3

I'm looking for a way to search for a given term in a project's C/C++ code, while ignoring any occurrences in comments and strings.

As the code base is rather large, i am searching for a way to automatically identify the lines of code matching my search term, as they need manual inspection.

If possible I'd like to perform the search on my linux system.

background

the code base in question is a realtime signal processing engine with a large number of 3rd party plugins. plugins are implemented in a variety of languages (mostly C, but also C++ and others; currently I only care for those two), no standards have been enforced.

our code base currently uses the built-in type float for floating-point numbers and we would like to replace that with a typedef that would allow us to use doubles. we would like to find all occurrences of float in the actual code (ignoring legit uses in comments and printouts).

What complicates things furthermore, is that there are some (albeit few) legit uses of float in the code payload (so we are really looking for a way to identify all places that require manual inspection, rather than run some automatic search-and-replace.)

the code also contains C-style static casts to (float), so relying on compiler warnings to identify type mismatches is often not an option.

the code base consists of more than 3000 (C and C++) files accumulating about 750000 lines of code.

the code is cross-platform (linux, osx, w32 being the main targets; but also freebsd and similar), and is compiled with the various native compilers (gcc/g++, clang/clang++, VisualStudio,...).

so far...

so far I'm using something ugly like:

 grep "\bfloat\b" | sed -e 's|//.*||' -e 's|"[^"]*"||g' | grep "\bfloat\b"
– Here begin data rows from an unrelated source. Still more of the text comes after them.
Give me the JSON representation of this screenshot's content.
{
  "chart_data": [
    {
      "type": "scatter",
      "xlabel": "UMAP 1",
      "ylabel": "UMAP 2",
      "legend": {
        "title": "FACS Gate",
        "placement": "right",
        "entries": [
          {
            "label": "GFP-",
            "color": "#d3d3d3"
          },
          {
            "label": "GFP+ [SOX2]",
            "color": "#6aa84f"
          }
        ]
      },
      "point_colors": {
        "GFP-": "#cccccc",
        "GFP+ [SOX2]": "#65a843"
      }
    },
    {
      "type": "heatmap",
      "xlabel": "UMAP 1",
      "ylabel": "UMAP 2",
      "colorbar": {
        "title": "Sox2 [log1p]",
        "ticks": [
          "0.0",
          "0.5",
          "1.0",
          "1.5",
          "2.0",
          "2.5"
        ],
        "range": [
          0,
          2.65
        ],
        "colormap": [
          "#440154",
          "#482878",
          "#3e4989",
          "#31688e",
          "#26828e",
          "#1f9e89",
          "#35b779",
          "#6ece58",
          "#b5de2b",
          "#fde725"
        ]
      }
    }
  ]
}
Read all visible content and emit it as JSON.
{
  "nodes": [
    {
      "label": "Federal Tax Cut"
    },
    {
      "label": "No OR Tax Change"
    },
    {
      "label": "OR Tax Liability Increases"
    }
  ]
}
but I'm thinking that there must be some better way to search only payload code.

umläute
  • 28,885
  • 9
  • 68
  • 122
  • 1
    What is your code doing? What is its size? What compiler & platform? Please **edit your question** to improve it. – Basile Starynkevitch Feb 29 '16 at 13:30
  • Depending on how large your codebase is, I might just do it manually with emacs. Otherwise I might just replace all of them and fix the spurious comments later. I'm lazy, though. :) – erip Feb 29 '16 at 13:37
  • 1
    BTW C/C++ does not exist. A given translation unit is coded for C++ (then choose at least the C++11 standard) or for C (choose C11 if possible, or at least C99) – Basile Starynkevitch Feb 29 '16 at 13:40
  • @BasileStarynkevitch while i don't understand why it is of use to know the compilers used for compiling my C and C++ files, i have added that information. i am at a complete loss why the C-standard (or C++-standard) should be of any relevance. – umläute Feb 29 '16 at 14:46
  • 1
    Because if you use [GCC](http://gcc.gnu.org/) you can customize it with [MELT](http://gcc-melt.org/) (but if you use some other compiler you cannot use MELT). Also, there is no such language as C/C++, that was my point. At last, if coding in C++ in 2016, I strongly suggest to code for C++11 at least (which is a very different language than its predecessors) – Basile Starynkevitch Feb 29 '16 at 14:48
  • @BasileStarynkevitch updated the question to hopefully answer those points; hopefully i could also clarify what i meant with "C/C++" – umläute Feb 29 '16 at 14:51
  • My feeling is that MELT is definitely worthwhile using in your case. But being the author of MELT, I am biased. – Basile Starynkevitch Feb 29 '16 at 14:56
  • Depends on your editor/IDE. GCC and VIM support "ctags", as do several linux IDEs. in VIM you can use `ctrl-]` or `g ctrl-]` to go to the symbol under the cursor. http://vim.wikia.com/wiki/Browsing_programs_with_tags – kfsone Feb 29 '16 at 22:09
  • Also, several IDEs have functionality to do exactly this, e.g. Visual Studio's Refactor>Rename. Personally I use Whole Tomato's Visual AssistX and I've done something like this a number of times on much larger code bases. – kfsone Feb 29 '16 at 22:11

3 Answers3

5

IMHO there is a good answers on a similar question at "Unix & Linux":

grep works on pure text and does not know anything about the underlying syntax of your C program. Therefore, in order not search inside comments you have several options:

  1. Strip C-comments before the search, you can do this using gcc -fpreprocessed -dD -E yourfile.c For details, please see Remove comments from C/C++ code

  2. Write/use some hacky half-working scripts like you have already found (e.g. they work by skipping lines starting with // or /*) in order to handle the details of all possible C/C++ comments (again, see the previous link for some scary testcases). Then you still may have false positives, but you do not have to preprocess anything.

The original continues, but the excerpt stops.